A UC Berkeley Medical student, a corpse, and an attempt to “reanimate” the dead with electricity in a rented Emeryville Warehouse. An E’ville urban legend that has never been proven … or disproven.
In a letter to the Emeryville Historical Society, Cal State East Bay Chemistry professor Dr. Richard E. Bozak recently inquired about the existence of such an event. “I recall hearing that in the 1930s or 1940’s, a deranged medical student from U.C. Berkeley tried to replicate the Frankenstein monster myth.”
EHS founding member Donald Hausler exhaustively researched the story in local newspaper archives and other sources, but was not able substantiate it.
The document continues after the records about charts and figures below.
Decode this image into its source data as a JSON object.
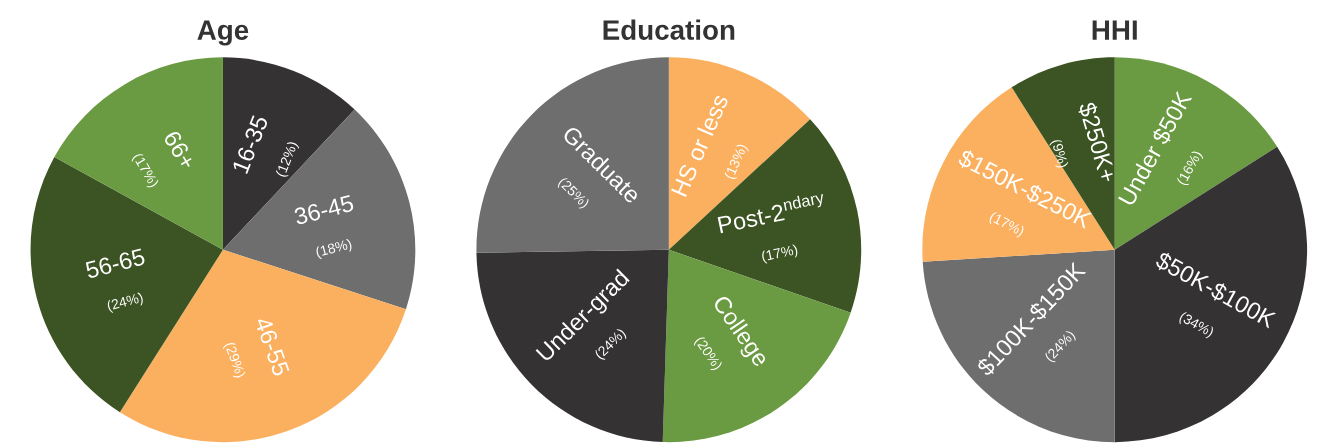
{
  "chart_data": [
    {
      "type": "pie",
      "title": "Age",
      "categories": [
        "16-35",
        "36-45",
        "46-55",
        "56-65",
        "66+"
      ],
      "values": [
        12,
        18,
        29,
        24,
        17
      ],
      "value_labels": [
        "(12%)",
        "(18%)",
        "(29%)",
        "(24%)",
        "(17%)"
      ],
      "colors": [
        "#343233",
        "#6e6e6e",
        "#fbb060",
        "#3c5423",
        "#6a9a41"
      ]
    },
    {
      "type": "pie",
      "title": "Education",
      "categories": [
        "HS or less",
        "Post-2$^{ndary}$",
        "College",
        "Under-grad",
        "Graduate"
      ],
      "values": [
        13,
        17,
        20,
        24,
        25
      ],
      "value_labels": [
        "(13%)",
        "(17%)",
        "(20%)",
        "(24%)",
        "(25%)"
      ],
      "colors": [
        "#fbb060",
        "#3c5423",
        "#6a9a41",
        "#343233",
        "#6e6e6e"
      ]
    },
    {
      "type": "pie",
      "title": "HHI",
      "categories": [
        "Under $50K",
        "$50K-$100K",
        "$100K-$150K",
        "$150K-$250K",
        "$250K+"
      ],
      "values": [
        16,
        34,
        24,
        17,
        9
      ],
      "value_labels": [
        "(16%)",
        "(34%)",
        "(24%)",
        "(17%)",
        "(9%)"
      ],
      "colors": [
        "#6a9a41",
        "#343233",
        "#6e6e6e",
        "#fbb060",
        "#3c5423"
      ]
    }
  ]
}
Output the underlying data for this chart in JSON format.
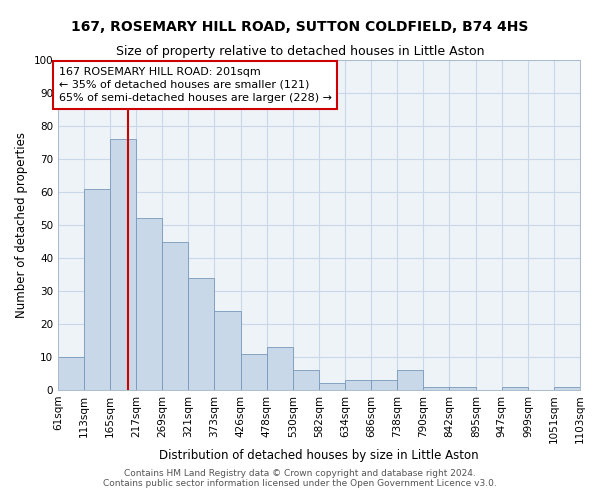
{
  "title": "167, ROSEMARY HILL ROAD, SUTTON COLDFIELD, B74 4HS",
  "subtitle": "Size of property relative to detached houses in Little Aston",
  "xlabel": "Distribution of detached houses by size in Little Aston",
  "ylabel": "Number of detached properties",
  "bin_edges": [
    61,
    113,
    165,
    217,
    269,
    321,
    373,
    426,
    478,
    530,
    582,
    634,
    686,
    738,
    790,
    842,
    895,
    947,
    999,
    1051,
    1103
  ],
  "bin_labels": [
    "61sqm",
    "113sqm",
    "165sqm",
    "217sqm",
    "269sqm",
    "321sqm",
    "373sqm",
    "426sqm",
    "478sqm",
    "530sqm",
    "582sqm",
    "634sqm",
    "686sqm",
    "738sqm",
    "790sqm",
    "842sqm",
    "895sqm",
    "947sqm",
    "999sqm",
    "1051sqm",
    "1103sqm"
  ],
  "bar_heights": [
    10,
    61,
    76,
    52,
    45,
    34,
    24,
    11,
    13,
    6,
    2,
    3,
    3,
    6,
    1,
    1,
    0,
    1,
    0,
    1
  ],
  "bar_color": "#c8d8e8",
  "bar_edge_color": "#7799bb",
  "property_size": 201,
  "red_line_color": "#cc0000",
  "annotation_text": "167 ROSEMARY HILL ROAD: 201sqm\n← 35% of detached houses are smaller (121)\n65% of semi-detached houses are larger (228) →",
  "annotation_box_color": "#ffffff",
  "annotation_box_edge_color": "#cc0000",
  "ylim": [
    0,
    100
  ],
  "yticks": [
    0,
    10,
    20,
    30,
    40,
    50,
    60,
    70,
    80,
    90,
    100
  ],
  "grid_color": "#c8d8e8",
  "bg_color": "#eef3f8",
  "footnote1": "Contains HM Land Registry data © Crown copyright and database right 2024.",
  "footnote2": "Contains public sector information licensed under the Open Government Licence v3.0.",
  "title_fontsize": 10,
  "subtitle_fontsize": 9,
  "axis_label_fontsize": 8.5,
  "tick_fontsize": 7.5,
  "annotation_fontsize": 8,
  "footnote_fontsize": 6.5
}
Hausler noted that the 1931 movie based on the 1818 Mary Shelley novel did apparently inspire similar events. “Tragically, the movie ‘Frankenstein’ inspired unscrupulous scientists to experiment on dead animals and humans in an attempt to duplicate the Frankenstein experiment.”
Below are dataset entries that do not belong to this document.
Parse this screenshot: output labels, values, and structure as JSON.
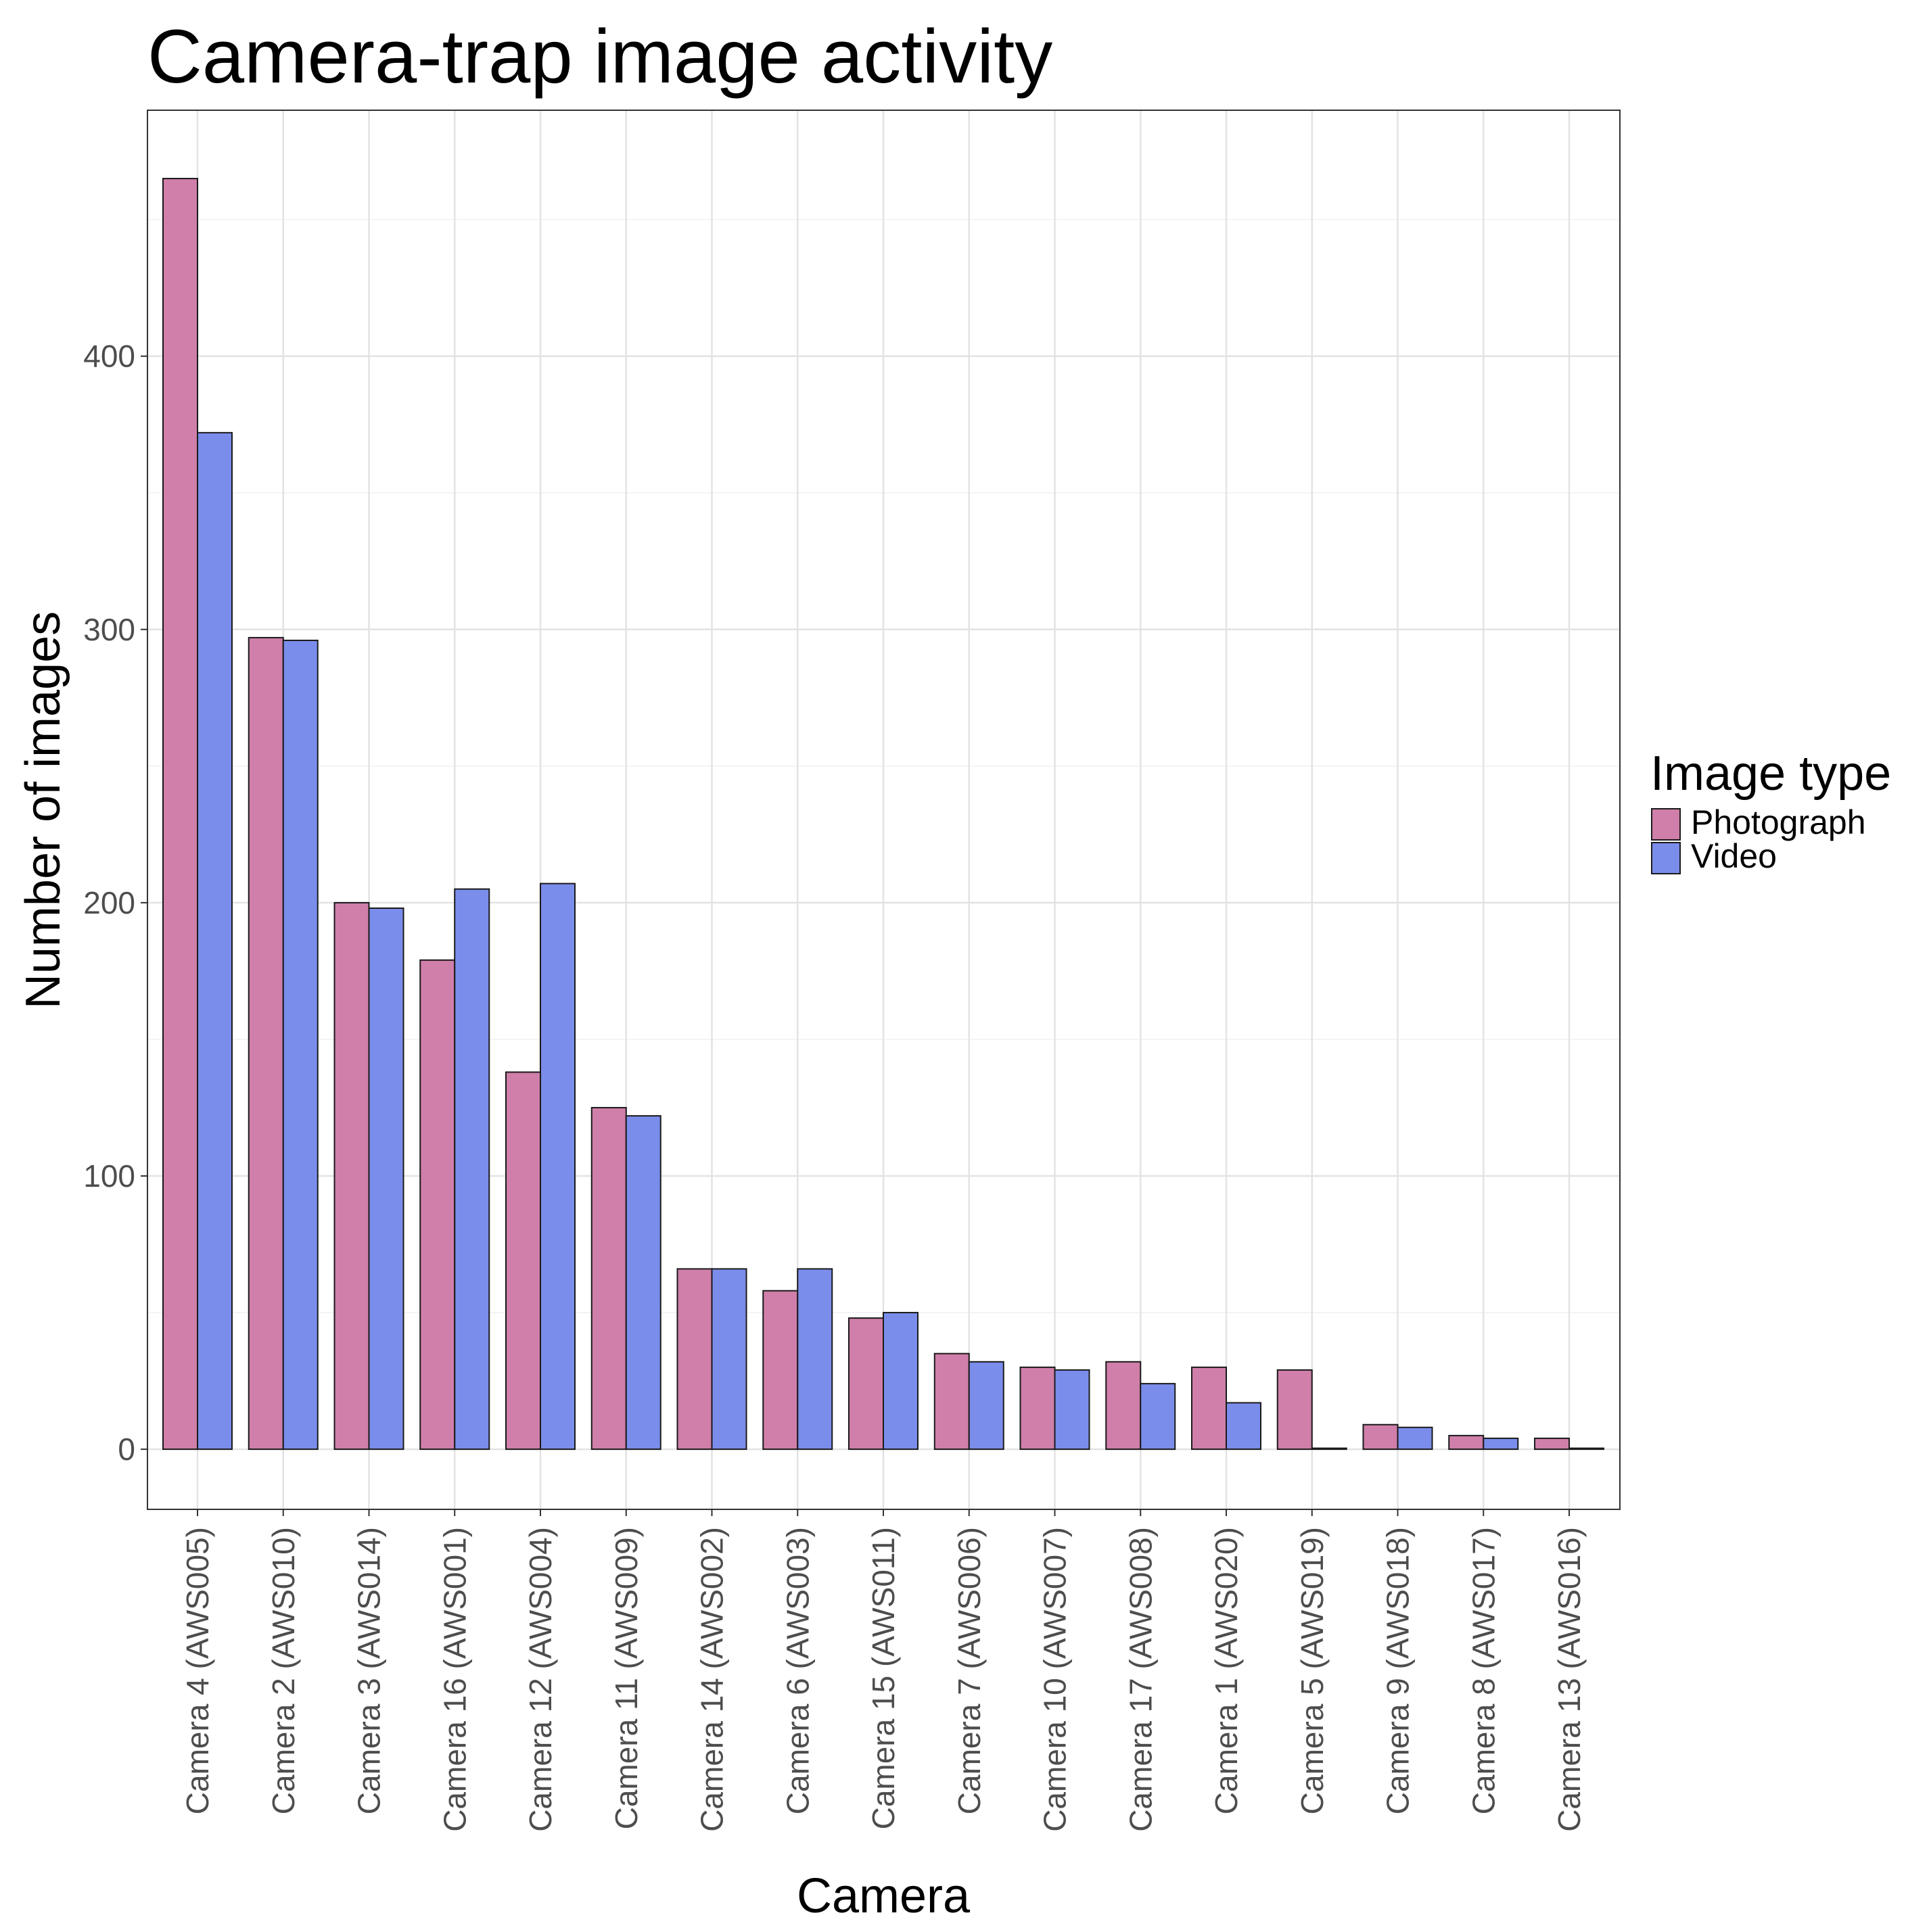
{
  "chart_data": {
    "type": "bar",
    "title": "Camera-trap image activity",
    "xlabel": "Camera",
    "ylabel": "Number of images",
    "ylim": [
      -22,
      490
    ],
    "yticks": [
      0,
      100,
      200,
      300,
      400
    ],
    "grid": true,
    "legend": {
      "title": "Image type",
      "position": "right"
    },
    "categories": [
      "Camera 4 (AWS005)",
      "Camera 2 (AWS010)",
      "Camera 3 (AWS014)",
      "Camera 16 (AWS001)",
      "Camera 12 (AWS004)",
      "Camera 11 (AWS009)",
      "Camera 14 (AWS002)",
      "Camera 6 (AWS003)",
      "Camera 15 (AWS011)",
      "Camera 7 (AWS006)",
      "Camera 10 (AWS007)",
      "Camera 17 (AWS008)",
      "Camera 1 (AWS020)",
      "Camera 5 (AWS019)",
      "Camera 9 (AWS018)",
      "Camera 8 (AWS017)",
      "Camera 13 (AWS016)"
    ],
    "series": [
      {
        "name": "Photograph",
        "color": "#cf7fa9",
        "values": [
          465,
          297,
          200,
          179,
          138,
          125,
          66,
          58,
          48,
          35,
          30,
          32,
          30,
          29,
          9,
          5,
          4
        ]
      },
      {
        "name": "Video",
        "color": "#7b8deb",
        "values": [
          372,
          296,
          198,
          205,
          207,
          122,
          66,
          66,
          50,
          32,
          29,
          24,
          17,
          0,
          8,
          4,
          0
        ]
      }
    ]
  }
}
Despite his inability to produce any recounts of the story, Hausler remains convinced that these experiments did occur and thinks Emeryville at the time would have been a likely location for them. “At this time, because of the economic depression, there were numerous empty warehouses in Emeryville where illegal experiments of this nature could be performed without fear of detection.”
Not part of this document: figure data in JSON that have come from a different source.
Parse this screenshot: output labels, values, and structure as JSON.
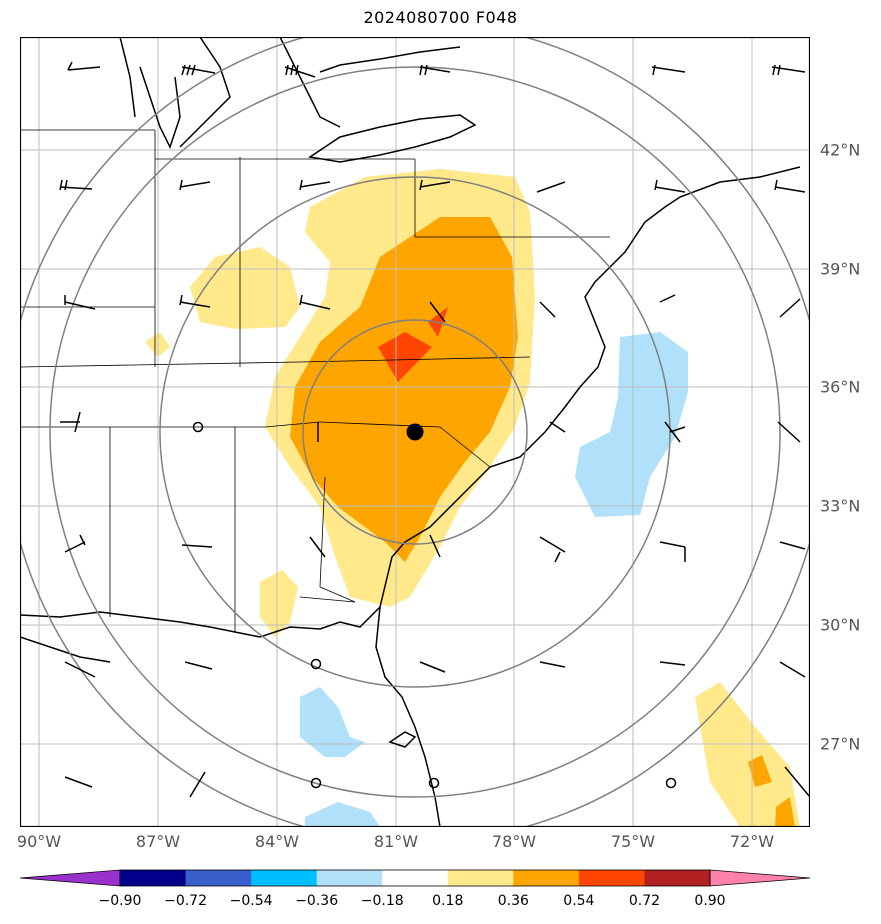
{
  "title": "2024080700 F048",
  "lon_labels": [
    "90°W",
    "87°W",
    "84°W",
    "81°W",
    "78°W",
    "75°W",
    "72°W"
  ],
  "lat_labels": [
    "42°N",
    "39°N",
    "36°N",
    "33°N",
    "30°N",
    "27°N"
  ],
  "colorbar": {
    "labels": [
      "−0.90",
      "−0.72",
      "−0.54",
      "−0.36",
      "−0.18",
      "0.18",
      "0.36",
      "0.54",
      "0.72",
      "0.90"
    ],
    "colors": [
      "#9932cc",
      "#00008b",
      "#3a5fcd",
      "#00bfff",
      "#b0e0fa",
      "#ffffff",
      "#ffe98a",
      "#ffa500",
      "#ff4500",
      "#b22222",
      "#ff82ab"
    ]
  },
  "colors": {
    "light_yellow": "#ffe98a",
    "orange": "#ffa500",
    "red_orange": "#ff4500",
    "light_blue": "#b0e0fa",
    "grid": "#bdbdbd",
    "range_rings": "#808080"
  },
  "center_marker": "filled-circle"
}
Hausler also thinks Emeryville would be a likely location for such an event because of its proximity to Mountain View Cemetery in Oakland. “Mountain View Cemetery was a likely source of dead bodies, easily purloined from the many crypts and graves. The Mountain View Cemetery is host to its own mysteries including being the burial site of the gruesome and still unsolved 1947 Black Dahlia murder.
“Grave robbery and the dismemberment of disinterred bodies is a criminal act according to state laws” said Hausler adding his own thoughts on such a despicable act. “The violation of the dead should never be tolerated in the pursuit of science.”
The original Frankenstein story was allegedly inspired by a 1803 true story of an attempt to reanimate an executed criminal. While blasphemous by today’s scientific standards, electricity was still considered mysterious and possibly supernatural at the dawn of the 19th century. Shelley’s tale is said to be a cautionary story of the dangers of scientific experimentation and man’s attempt to “play god”.
Hausler hasn’t given up on finding an archive that might shed some light on this mystery, but until then, this story will persist as nothing more than a legend.